A booming Midlands auctioneers business which is jointly headed by a celebrity TV valuer has seen turnover treble in four years.
The company has now ploughed " upwards of £100,000" into new premises at an industrial estate in Stourbridge as well as expanding its number of staff.
Fieldings Auctioneers is run by Nicholas Davies and William Farmer, who has also worked on the BBC's Flog It, 20th Century Road Show and is now a regular on the prime Sunday night Antiques Roadshow.
Mr Farmer, aged 31, said: "We started up in classic style after a pint in the pub when we just decided to do it. It's the best move I've made."
He said the growth of TV antiques programmes had raised the profile of auctioneering - and his role on TV had also provided a major boost.
Mr Farmer said: "We're very much a partnership and we're delighted with the way things are going.
"We tell it as it is and try to say what we do, and do what we say.
"We do benefit from the BBC connection - it's like having a rubber stamp of approval on your forehead."
Mr Farmer, from Derbyshire, trained as a jeweller in Birmingham's Jewellery Quarter before moving into auctioneering and valuing.
The business has recently staged its first auction at its new revamped home at Mill Race Lane, Stourbridge - which was formally an industrial unit, block K bay 1, used by a garment maker on the Stourbridge Estate.
Mr Farmer said: "Obviously in our business we do not stress the 'estate' in our address. Historically, a light industrial unit wouldn't be the immediate choice for auctioneers but any stigmas are rapidly being shed and the benefits this site offers our business are tremendous."
The company rents the site from London & Cambridge Properties (LCP).
Fieldings is soon to celebrate its first birthday and was in need of a new space.
Mr Farmer would not specify turnover but said it had tripled when his best hopes had been that it would double.

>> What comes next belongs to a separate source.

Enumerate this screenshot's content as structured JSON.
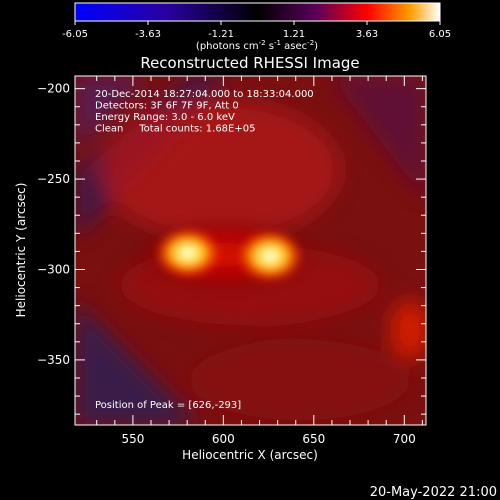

Having previously been run out of a small Stourbridge high street office, using gallery space for displays and hiring village halls on sale days, the business had good visibility but limited access.
When talking of moving into the new 9,056 sq ft unit, Mr Farmer said: "We were keen to provide our customers, small and large, with a single location for every aspect of auctioneering. "This is unit has state of the art security, a high quality of finish, with excellent access and parking facilities, and we've been able to tailor the space to perfectly meet our needs."
The company has created a reception area, evaluation suite, cafe serving fresh home made food on sale days, accounts office and a 6,000 sq ft sales room.
The outlay was "upwards of £100,000" said Mr Farmer.
As part of the move Fieldings has recruited two new auctioneers, taking the total including the partners to four, and on sale days will be employing up to 15 members of staff.
LCP's marketing director Margaret Hopkins said: "We're witnessing a real shift in the use of our estates, the benefits of which are appealing to an extraordinarily diverse range of businesses. "We have a policy of investing in our properties and help individual tenants to create a working environment which will encourage business development and grow."